Aus verschiedenen Perspektiven beleuchteten die Gesprächspartner das Thema Erinnerungskultur, waren sich in den meisten Punkten jedoch durchaus einig: In ihren Einrichtungen ist die Erklärung „Nie wieder!“ mehr als bloßes Lippenbekenntnis und nicht nur leere Formel und Ritual - also sicherlich kein Theater. Die Erinnerung an die nationalsozialistischen Verbrechen und ihre Opfer sei nicht nur Rückschau, sondern wirke in Gegenwart und Zukunft hinein. Denn eine Gesellschaft, die sich aktiv erinnere und ihre Geschichte nicht leugne oder verschweige, könne Bedrohungen der Demokratie am besten begegnen. Reflexion anzuregen und Orientierung zu bieten, sei wichtige Aufgabe der Erinnerungskultur. Einig waren sich die Podiumsgäste auch darin, das Erinnern nicht einfach gegeben sei sondern bewusste und stetige Arbeit bedeute. Zur Sprache kamen in diesem Zusammenhang auch neuere Erscheinungsformen von Antisemitismus, auch solche, die versteckt als Kritik an der Corona-Krise zum Vorschein kamen und Hand in Hand mit anderen Verschwörungstheorien gingen. Häufigste Frage aus dem Publikum: Wie mit fragwürdigen Meinungen im engsten Kreise umgehen? „Fragen stellen, immer wieder Fragen stellen“ rieten die Experten, um Vorurteile zu dekonstruieren und die Gründe hinter dem Glauben an Verschwörungstheorien offenlegen zu können.

 

 

 

 

 

 

 

 

Links: Abendstunden über dem Gelände des Lott-Festivals mit Blick auf die Hauptbühne. Rechts: Direkt hinter der Hauptbühne am Eingang zum Festivalgelände wurde die Ausstellung "Jüdisches Leben im Hunsrück" gezeigt.

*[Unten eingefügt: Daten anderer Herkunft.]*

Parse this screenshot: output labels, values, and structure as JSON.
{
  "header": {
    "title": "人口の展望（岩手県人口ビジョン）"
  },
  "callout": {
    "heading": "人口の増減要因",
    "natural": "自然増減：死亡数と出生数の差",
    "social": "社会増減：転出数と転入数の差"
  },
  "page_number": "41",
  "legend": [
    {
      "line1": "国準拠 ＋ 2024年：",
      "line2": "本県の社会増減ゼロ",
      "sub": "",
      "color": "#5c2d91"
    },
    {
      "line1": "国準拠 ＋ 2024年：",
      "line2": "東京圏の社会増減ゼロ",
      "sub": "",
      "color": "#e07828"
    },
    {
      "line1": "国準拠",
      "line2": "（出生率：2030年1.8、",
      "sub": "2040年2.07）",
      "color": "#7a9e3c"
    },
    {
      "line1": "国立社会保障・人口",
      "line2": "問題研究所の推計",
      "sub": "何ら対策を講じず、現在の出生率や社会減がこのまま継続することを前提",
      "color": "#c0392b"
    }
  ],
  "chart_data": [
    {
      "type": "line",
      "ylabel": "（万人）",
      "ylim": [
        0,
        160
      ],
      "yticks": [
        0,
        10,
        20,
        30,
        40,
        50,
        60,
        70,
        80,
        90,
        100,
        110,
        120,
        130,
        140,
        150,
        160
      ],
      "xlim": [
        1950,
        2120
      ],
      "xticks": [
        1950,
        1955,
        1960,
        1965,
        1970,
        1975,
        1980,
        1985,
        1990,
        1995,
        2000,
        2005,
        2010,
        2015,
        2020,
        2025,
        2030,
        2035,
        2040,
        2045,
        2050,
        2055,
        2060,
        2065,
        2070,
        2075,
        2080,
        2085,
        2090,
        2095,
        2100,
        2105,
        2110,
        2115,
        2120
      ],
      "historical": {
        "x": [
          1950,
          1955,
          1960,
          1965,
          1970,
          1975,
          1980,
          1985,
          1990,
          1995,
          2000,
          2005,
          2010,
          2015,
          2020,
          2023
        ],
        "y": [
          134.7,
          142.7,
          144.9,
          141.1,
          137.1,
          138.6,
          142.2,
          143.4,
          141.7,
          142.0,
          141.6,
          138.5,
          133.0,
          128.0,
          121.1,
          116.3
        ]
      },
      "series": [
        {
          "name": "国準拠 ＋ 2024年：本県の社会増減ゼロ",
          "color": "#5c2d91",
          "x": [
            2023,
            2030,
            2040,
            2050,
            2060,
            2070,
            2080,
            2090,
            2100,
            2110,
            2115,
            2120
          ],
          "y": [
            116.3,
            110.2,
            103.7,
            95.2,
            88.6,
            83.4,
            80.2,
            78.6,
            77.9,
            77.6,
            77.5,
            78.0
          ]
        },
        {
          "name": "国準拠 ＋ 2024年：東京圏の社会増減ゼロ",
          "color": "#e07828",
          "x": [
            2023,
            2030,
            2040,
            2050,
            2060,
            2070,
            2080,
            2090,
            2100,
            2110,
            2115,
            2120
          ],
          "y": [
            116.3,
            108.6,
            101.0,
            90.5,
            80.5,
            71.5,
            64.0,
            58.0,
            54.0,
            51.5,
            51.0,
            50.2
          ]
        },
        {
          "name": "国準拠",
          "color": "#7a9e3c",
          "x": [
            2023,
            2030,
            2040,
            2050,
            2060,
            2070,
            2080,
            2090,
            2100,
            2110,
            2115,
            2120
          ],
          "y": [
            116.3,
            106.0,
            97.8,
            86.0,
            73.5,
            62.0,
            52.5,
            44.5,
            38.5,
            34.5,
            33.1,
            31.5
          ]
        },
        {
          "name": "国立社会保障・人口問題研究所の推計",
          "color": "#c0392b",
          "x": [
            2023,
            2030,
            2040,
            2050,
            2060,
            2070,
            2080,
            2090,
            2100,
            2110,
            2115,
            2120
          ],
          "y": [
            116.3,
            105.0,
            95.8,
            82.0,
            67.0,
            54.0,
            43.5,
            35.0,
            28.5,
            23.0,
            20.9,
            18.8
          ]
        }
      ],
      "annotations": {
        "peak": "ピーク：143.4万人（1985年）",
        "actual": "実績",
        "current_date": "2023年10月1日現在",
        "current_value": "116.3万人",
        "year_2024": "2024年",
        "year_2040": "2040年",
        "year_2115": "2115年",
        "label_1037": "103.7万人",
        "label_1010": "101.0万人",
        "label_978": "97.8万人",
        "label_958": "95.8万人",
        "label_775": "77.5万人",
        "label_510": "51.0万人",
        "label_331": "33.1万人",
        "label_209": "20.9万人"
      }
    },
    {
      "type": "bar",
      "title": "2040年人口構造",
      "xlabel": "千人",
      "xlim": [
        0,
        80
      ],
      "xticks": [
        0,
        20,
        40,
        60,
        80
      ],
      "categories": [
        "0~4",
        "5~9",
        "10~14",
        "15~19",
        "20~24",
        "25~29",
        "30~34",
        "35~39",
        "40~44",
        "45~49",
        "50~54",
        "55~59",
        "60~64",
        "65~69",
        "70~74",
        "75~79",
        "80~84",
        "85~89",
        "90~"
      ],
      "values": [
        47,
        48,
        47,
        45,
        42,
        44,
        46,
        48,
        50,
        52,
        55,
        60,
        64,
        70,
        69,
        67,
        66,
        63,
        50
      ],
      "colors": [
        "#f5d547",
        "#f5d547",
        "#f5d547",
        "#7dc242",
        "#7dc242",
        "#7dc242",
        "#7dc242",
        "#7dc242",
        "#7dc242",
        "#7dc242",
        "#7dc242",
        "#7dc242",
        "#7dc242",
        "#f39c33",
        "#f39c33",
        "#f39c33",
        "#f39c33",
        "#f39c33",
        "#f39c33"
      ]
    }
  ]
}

So vergingen zwei Stunden angeregten Austauschs, während derer die heiteren Festivalbesucher in leichter Atmosphäre auch den ernsten Tönen dieses Nachmittags lauschten. Ergänzt wurde die Podiumsdiskussion durch die Plakatausstellung „Gemeinsam gegen Antisemitismus“, ein Gemeinschaftsprojekt von „Für ein buntes Trier“, der Initiative Interdisziplinäre Antisemitismusforschung der Uni Trier (IIA) und der jüdischen Studierenden Union, die für Phänomene und Erscheinungsformen des modernen Antisemitismus sensibilisiert. Gezeigt wurde außerdem die Ausstellung „Jüdisches Leben im Hunsrück“, die im vergangenen Jahr gemeinsam vom Förderkreis Synagoge Laufersweiler und der Initaitve für Freizeit und Musikkultur (IFM) für das Festival „Auf Anfang“ gestaltet wurde. Nach einem aufregenden Jahr auf Reisen durch den Hunsrück und das Nahetal hatte diese auf der Lott nun ihren letzten Stopp. Hier zog diese noch einmal alle Blicke der etwa 6000 Besucher auf sich, denn den prominenten Ausstellungsbereich direkt am Eingang zum Festivalgelände konnte niemand umgehen.